[Update 2] Louvain-Performance and Self-Loops
Since I decided not to modify the performance metric to account for self-loops, we are left with a Louvain-performance algorithm that always arrives at a very unhelpful “best” clustering: put all of the nodes in the same community. Luckily, the nature of the Louvain method is to iterate in “passes”, creating a new clustering at each pass. While the ultimate conclusion of Louvain-performance is not helpful, the intermediate clusterings may be. While Louvain isn’t making the best clustering decisions at each step, as it can’t account for self-loops, it is still making legitimate clustering decisions based on existing inter-community and intra-community edges.
To account for the intermediate clusterings, the Louvain-performance-intermediate algorithm is:
- Let Louvain-performance run to the end, ignoring self-loops.
- At every “pass,” remember the clustering.
- Calculate the performance score associated with each “unfurled” intermediate clustering.
- Return, in terms of the input graph, the best intermediate clustering.
For example:
- Run Louvain-performance.
- Consider starting, at pass 1, with a network G’ of 5 nodes and 10 edges. The algorithm chooses some best clustering C’, that has 3 communities.
- We condense the network, and pass 2 runs on a network G” of 3 nodes and 5 edges. The algorithm chooses some clustering C”, with 2 communities.
- We condense again, and pass 3 runs on a network G”’ of 2 nodes and 3 edges. The algorithm chooses a clustering C”’, putting both nodes into the same community.
- We condense for a final time, into G””: 1 node and no inter-node edges.
- Calculate performance for intermediate clusterings.
- Calculate the performance of G’ given clustering C’.

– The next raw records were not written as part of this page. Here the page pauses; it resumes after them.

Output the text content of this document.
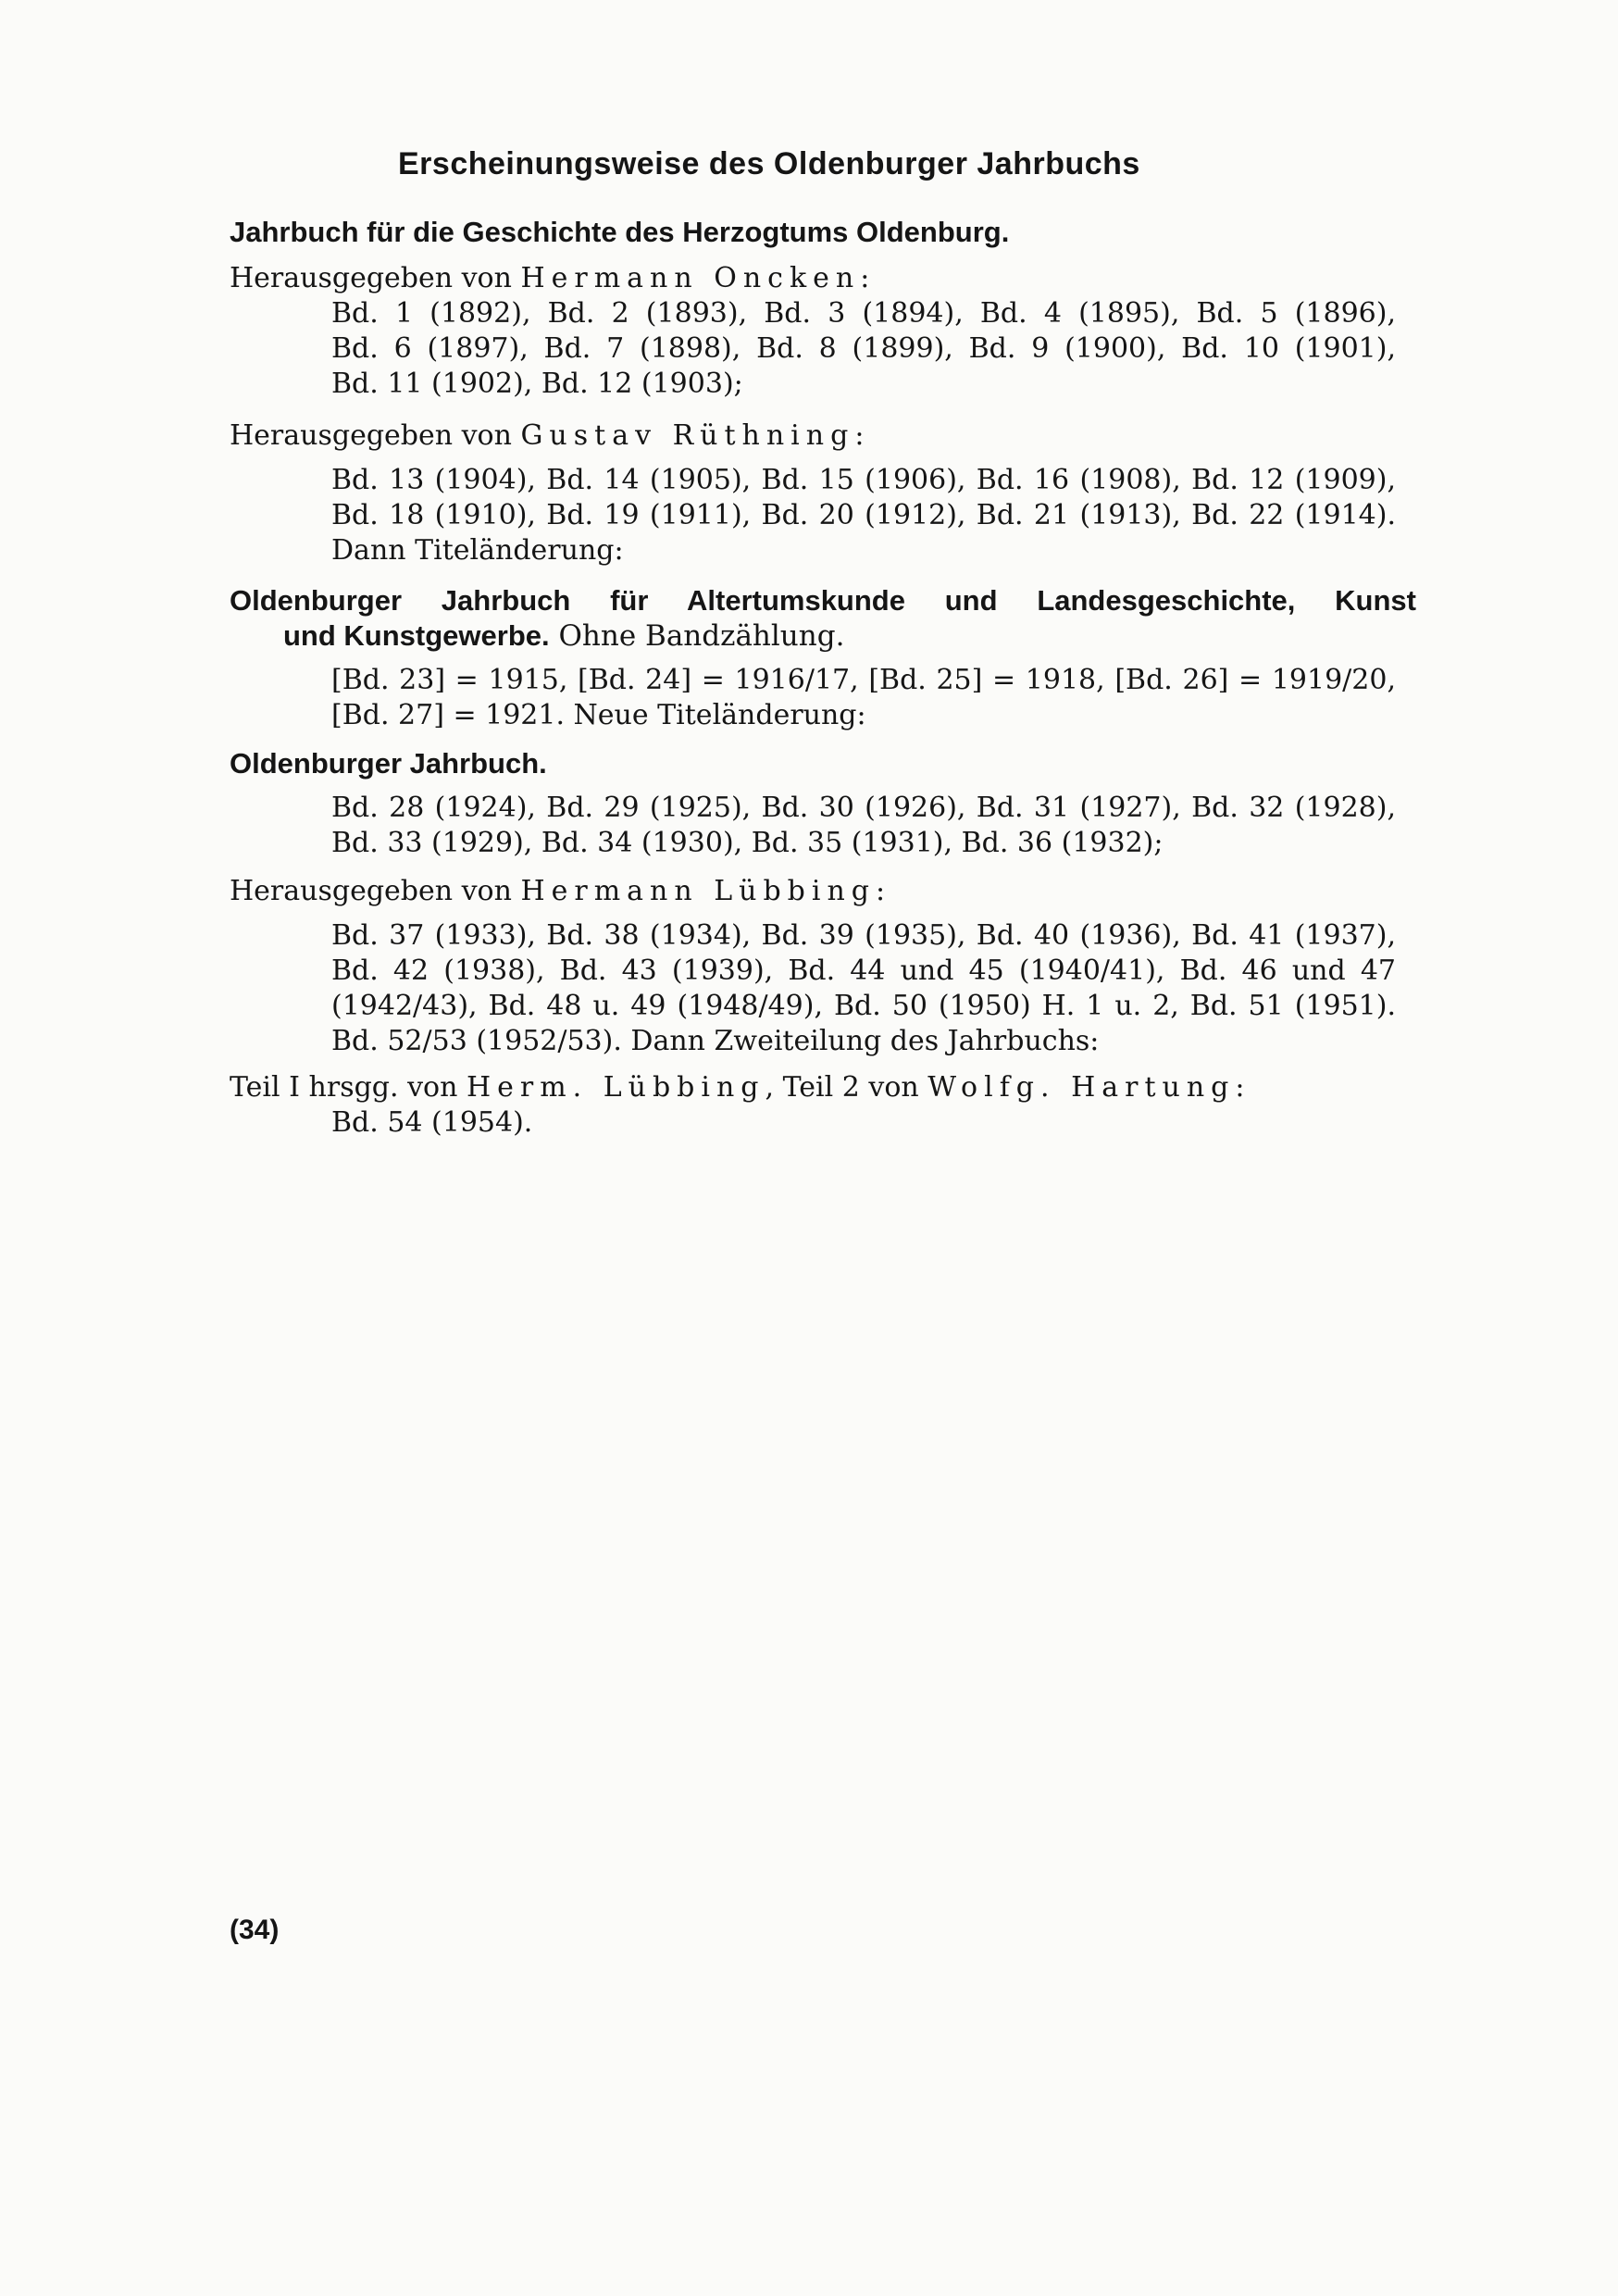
Erscheinungsweise des Oldenburger Jahrbuchs
Jahrbuch für die Geschichte des Herzogtums Oldenburg.
Herausgegeben von Hermann Oncken:
Bd. 1 (1892), Bd. 2 (1893), Bd. 3 (1894), Bd. 4 (1895), Bd. 5 (1896),
Bd. 6 (1897), Bd. 7 (1898), Bd. 8 (1899), Bd. 9 (1900), Bd. 10 (1901),
Bd. 11 (1902), Bd. 12 (1903);
Herausgegeben von Gustav Rüthning:
Bd. 13 (1904), Bd. 14 (1905), Bd. 15 (1906), Bd. 16 (1908), Bd. 12 (1909),
Bd. 18 (1910), Bd. 19 (1911), Bd. 20 (1912), Bd. 21 (1913), Bd. 22 (1914).
Dann Titeländerung:
Oldenburger Jahrbuch für Altertumskunde und Landesgeschichte, Kunst
und Kunstgewerbe. Ohne Bandzählung.
[Bd. 23] = 1915, [Bd. 24] = 1916/17, [Bd. 25] = 1918, [Bd. 26] = 1919/20,
[Bd. 27] = 1921. Neue Titeländerung:
Oldenburger Jahrbuch.
Bd. 28 (1924), Bd. 29 (1925), Bd. 30 (1926), Bd. 31 (1927), Bd. 32 (1928),
Bd. 33 (1929), Bd. 34 (1930), Bd. 35 (1931), Bd. 36 (1932);
Herausgegeben von Hermann Lübbing:
Bd. 37 (1933), Bd. 38 (1934), Bd. 39 (1935), Bd. 40 (1936), Bd. 41 (1937),
Bd. 42 (1938), Bd. 43 (1939), Bd. 44 und 45 (1940/41), Bd. 46 und 47
(1942/43), Bd. 48 u. 49 (1948/49), Bd. 50 (1950) H. 1 u. 2, Bd. 51 (1951).
Bd. 52/53 (1952/53). Dann Zweiteilung des Jahrbuchs:
Teil I hrsgg. von Herm. Lübbing, Teil 2 von Wolfg. Hartung:
Bd. 54 (1954).
(34)
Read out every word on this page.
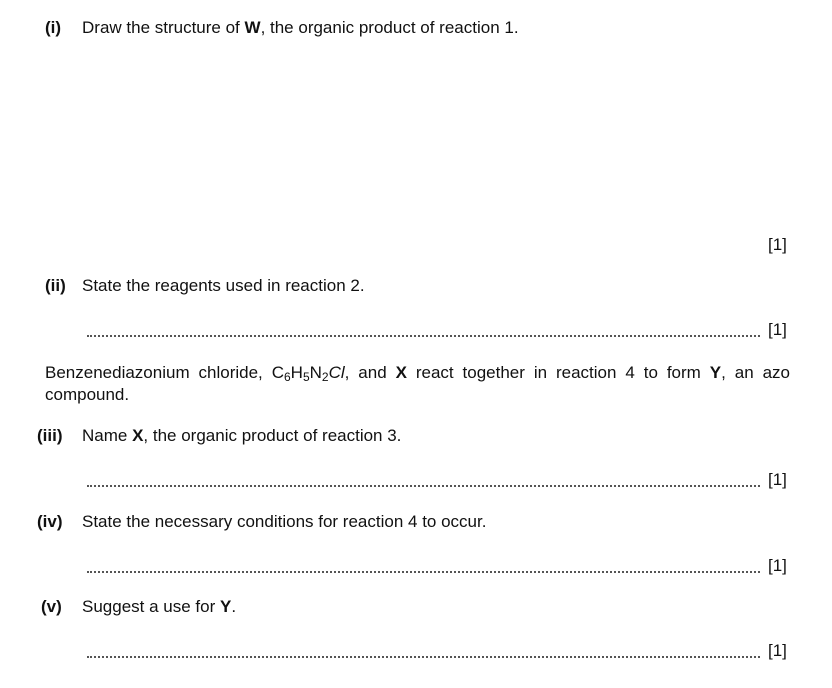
(i) Draw the structure of W, the organic product of reaction 1.
[1]
(ii) State the reagents used in reaction 2.
[1]
Benzenediazonium chloride, $C_6H_5N_2Cl$, and X react together in reaction 4 to form Y, an azo compound.
(iii) Name X, the organic product of reaction 3.
[1]
(iv) State the necessary conditions for reaction 4 to occur.
[1]
(v) Suggest a use for Y.
[1]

- Expand G” back into the network G’, using the information in C’. Now calculate the performance of G’ (not G”!) given clustering C” (not C’!).
- Expand G”’ into the network G’, using information from G” (post expansion) and C”. Calculate the performance of G’ given clustering C”’.
- Expand G”’ into G’. Calculate the performance of G’ given clustering C””.
- Return the intermediate clustering with the best performance. For example, suppose Pass 3’s clustering C”’ of G‘ is the best: return C”’.
Essentially, Louvain-performance-intermediate cleans up the overzealousness of the Louvain-performance algorithm by finding the pass at which evaluation should have stopped. In later analysis, we can compare Louvain-other metrics with both Louvain-performance and Louvain-performance-intermediate. My predictions are:
- Louvain-performance is basically useless, as it will always recommend putting all the nodes into a single community.
- Louvain-performance-intermediate is potentially useful, but requires additional computation and probably won’t output better clusterings than Louvain-modularity, given that it can’t account for self-loops at each intermediate step.